Truckload Carriers Bullish on 2012 Rates

A large majority of truckload carriers expect freight volumes and truck rates to rise next year, according to new survey.

Optimism buoyed by manufacturing demand and pre-holiday sales appears to offset economic uncertainty. More than 60 percent of truckload carriers surveyed in November said they expect volumes to increase in 2012.

Only 2 percent expect freight levels to drop next year, trucking analysis and research firm Transport Capital Partners said.

That’s a rebound in confidence from August, when only 45 percent of the carriers surveyed by TCP expected volumes to increase over the next year. A stronger than expected fall shipping season may have improved the truckers’ outlook.

An even larger number of respondents, 70 percent, said they expect freight rates to rise over the next year, with 50 percent of those surveyed by TCP claiming their truckload rates rose 5 percent or more from September through November 2011.

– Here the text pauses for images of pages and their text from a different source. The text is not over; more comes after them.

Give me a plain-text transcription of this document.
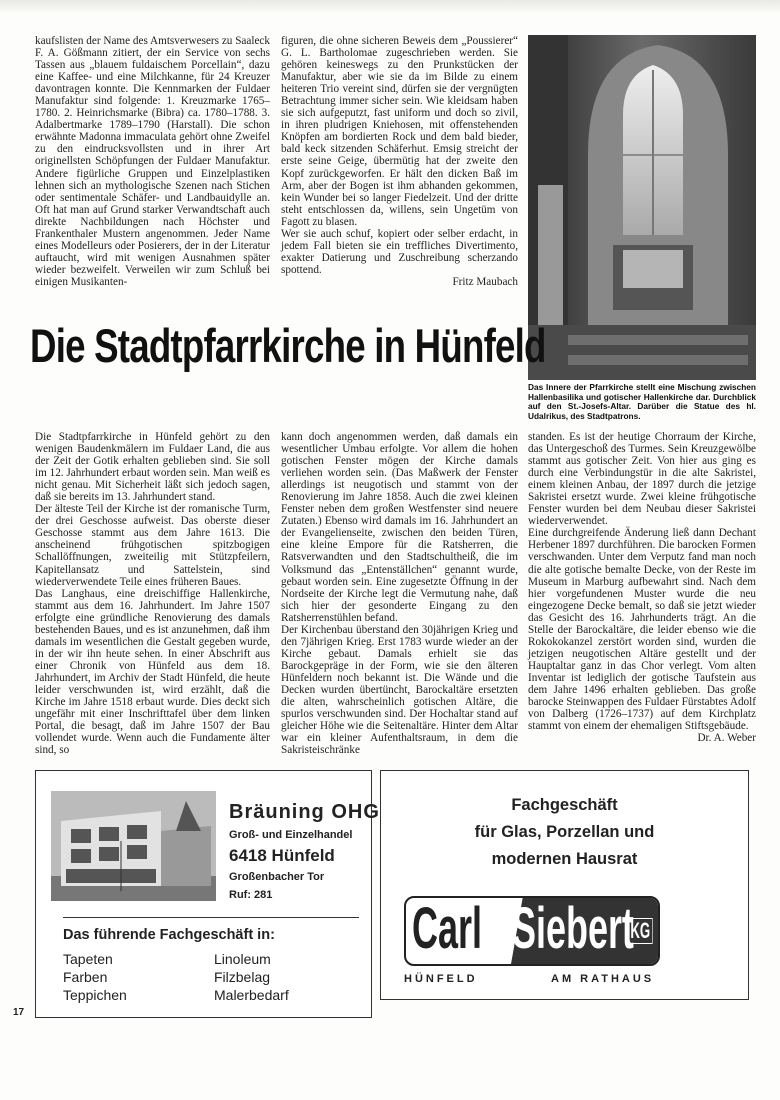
kaufslisten der Name des Amtsverwesers zu Saaleck F. A. Gößmann zitiert, der ein Service von sechs Tassen aus „blauem fuldaischem Porcellain“, dazu eine Kaffee- und eine Milchkanne, für 24 Kreuzer davontragen konnte. Die Kennmarken der Fuldaer Manufaktur sind folgende: 1. Kreuzmarke 1765–1780. 2. Heinrichsmarke (Bibra) ca. 1780–1788. 3. Adalbertmarke 1789–1790 (Harstall). Die schon erwähnte Madonna immaculata gehört ohne Zweifel zu den eindrucksvollsten und in ihrer Art originellsten Schöpfungen der Fuldaer Manufaktur. Andere figürliche Gruppen und Einzelplastiken lehnen sich an mythologische Szenen nach Stichen oder sentimentale Schäfer- und Landbauidylle an. Oft hat man auf Grund starker Verwandtschaft auch direkte Nachbildungen nach Höchster und Frankenthaler Mustern angenommen. Jeder Name eines Modelleurs oder Posierers, der in der Literatur auftaucht, wird mit wenigen Ausnahmen später wieder bezweifelt. Verweilen wir zum Schluß bei einigen Musikanten-

figuren, die ohne sicheren Beweis dem „Poussierer“ G. L. Bartholomae zugeschrieben werden. Sie gehören keineswegs zu den Prunkstücken der Manufaktur, aber wie sie da im Bilde zu einem heiteren Trio vereint sind, dürfen sie der vergnügten Betrachtung immer sicher sein. Wie kleidsam haben sie sich aufgeputzt, fast uniform und doch so zivil, in ihren pludrigen Kniehosen, mit offenstehenden Knöpfen am bordierten Rock und dem bald bieder, bald keck sitzenden Schäferhut. Emsig streicht der erste seine Geige, übermütig hat der zweite den Kopf zurückgeworfen. Er hält den dicken Baß im Arm, aber der Bogen ist ihm abhanden gekommen, kein Wunder bei so langer Fiedelzeit. Und der dritte steht entschlossen da, willens, sein Ungetüm von Fagott zu blasen.

Wer sie auch schuf, kopiert oder selber erdacht, in jedem Fall bieten sie ein treffliches Divertimento, exakter Datierung und Zuschreibung scherzando spottend.

Fritz Maubach

Die Stadtpfarrkirche in Hünfeld
Das Innere der Pfarrkirche stellt eine Mischung zwischen Hallenbasilika und gotischer Hallenkirche dar. Durchblick auf den St.-Josefs-Altar. Darüber die Statue des hl. Udalrikus, des Stadtpatrons.

Die Stadtpfarrkirche in Hünfeld gehört zu den wenigen Baudenkmälern im Fuldaer Land, die aus der Zeit der Gotik erhalten geblieben sind. Sie soll im 12. Jahrhundert erbaut worden sein. Man weiß es nicht genau. Mit Sicherheit läßt sich jedoch sagen, daß sie bereits im 13. Jahrhundert stand.

Der älteste Teil der Kirche ist der romanische Turm, der drei Geschosse aufweist. Das oberste dieser Geschosse stammt aus dem Jahre 1613. Die anscheinend frühgotischen spitzbogigen Schallöffnungen, zweiteilig mit Stützpfeilern, Kapitellansatz und Sattelstein, sind wiederverwendete Teile eines früheren Baues.

Das Langhaus, eine dreischiffige Hallenkirche, stammt aus dem 16. Jahrhundert. Im Jahre 1507 erfolgte eine gründliche Renovierung des damals bestehenden Baues, und es ist anzunehmen, daß ihm damals im wesentlichen die Gestalt gegeben wurde, in der wir ihn heute sehen. In einer Abschrift aus einer Chronik von Hünfeld aus dem 18. Jahrhundert, im Archiv der Stadt Hünfeld, die heute leider verschwunden ist, wird erzählt, daß die Kirche im Jahre 1518 erbaut wurde. Dies deckt sich ungefähr mit einer Inschrifttafel über dem linken Portal, die besagt, daß im Jahre 1507 der Bau vollendet wurde. Wenn auch die Fundamente älter sind, so

kann doch angenommen werden, daß damals ein wesentlicher Umbau erfolgte. Vor allem die hohen gotischen Fenster mögen der Kirche damals verliehen worden sein. (Das Maßwerk der Fenster allerdings ist neugotisch und stammt von der Renovierung im Jahre 1858. Auch die zwei kleinen Fenster neben dem großen Westfenster sind neuere Zutaten.) Ebenso wird damals im 16. Jahrhundert an der Evangelienseite, zwischen den beiden Türen, eine kleine Empore für die Ratsherren, die Ratsverwandten und den Stadtschultheiß, die im Volksmund das „Entenställchen“ genannt wurde, gebaut worden sein. Eine zugesetzte Öffnung in der Nordseite der Kirche legt die Vermutung nahe, daß sich hier der gesonderte Eingang zu den Ratsherrenstühlen befand.

Der Kirchenbau überstand den 30jährigen Krieg und den 7jährigen Krieg. Erst 1783 wurde wieder an der Kirche gebaut. Damals erhielt sie das Barockgepräge in der Form, wie sie den älteren Hünfeldern noch bekannt ist. Die Wände und die Decken wurden übertüncht, Barockaltäre ersetzten die alten, wahrscheinlich gotischen Altäre, die spurlos verschwunden sind. Der Hochaltar stand auf gleicher Höhe wie die Seitenaltäre. Hinter dem Altar war ein kleiner Aufenthaltsraum, in dem die Sakristeischränke

standen. Es ist der heutige Chorraum der Kirche, das Untergeschoß des Turmes. Sein Kreuzgewölbe stammt aus gotischer Zeit. Von hier aus ging es durch eine Verbindungstür in die alte Sakristei, einem kleinen Anbau, der 1897 durch die jetzige Sakristei ersetzt wurde. Zwei kleine frühgotische Fenster wurden bei dem Neubau dieser Sakristei wiederverwendet.

Eine durchgreifende Änderung ließ dann Dechant Herbener 1897 durchführen. Die barocken Formen verschwanden. Unter dem Verputz fand man noch die alte gotische bemalte Decke, von der Reste im Museum in Marburg aufbewahrt sind. Nach dem hier vorgefundenen Muster wurde die neu eingezogene Decke bemalt, so daß sie jetzt wieder das Gesicht des 16. Jahrhunderts trägt. An die Stelle der Barockaltäre, die leider ebenso wie die Rokokokanzel zerstört worden sind, wurden die jetzigen neugotischen Altäre gestellt und der Hauptaltar ganz in das Chor verlegt. Vom alten Inventar ist lediglich der gotische Taufstein aus dem Jahre 1496 erhalten geblieben. Das große barocke Steinwappen des Fuldaer Fürstabtes Adolf von Dalberg (1726–1737) auf dem Kirchplatz stammt von einem der ehemaligen Stiftsgebäude.

Dr. A. Weber

Bräuning OHG
Groß- und Einzelhandel
6418 Hünfeld
Großenbacher Tor
Ruf: 281
Das führende Fachgeschäft in:
Tapeten
Farben
Teppichen
Linoleum
Filzbelag
Malerbedarf
Fachgeschäft
für Glas, Porzellan und
modernen Hausrat
Carl Siebert
KG
HÜNFELD	AM RATHAUS
17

Larger carriers experienced stronger rate increases in the 5 to 10 percent range, while carriers with less than $25 million in revenue saw smaller increases, with 5 percent of smaller carriers reporting rates decreased in the survey period.

Only 1 percent of the truckers reported rate hikes of 15 percent or more in that period, compared with 8 percent in the June through August survey. Nearly half the carriers in the November survey said their rates stayed flat or about the same.

The Cass Truckload Linehaul Rate Index for November showed pricing was up 8.5 percent year-over-year, but that pace of rate increases was slowing last month. TransCore Freight Solutions data showed dry van rates dropping slightly.

Carriers looking toward the New Year, however, predict rates will jump again in 2012. Only about a quarter of the carriers surveyed by TCP expected rates to remain flat next year, when rising volume could run smack into constrained capacity.

Nearly three-quarters of the carriers surveyed by TCP in August said they planned to keep their truck count flat or increase it by 5 percent at most.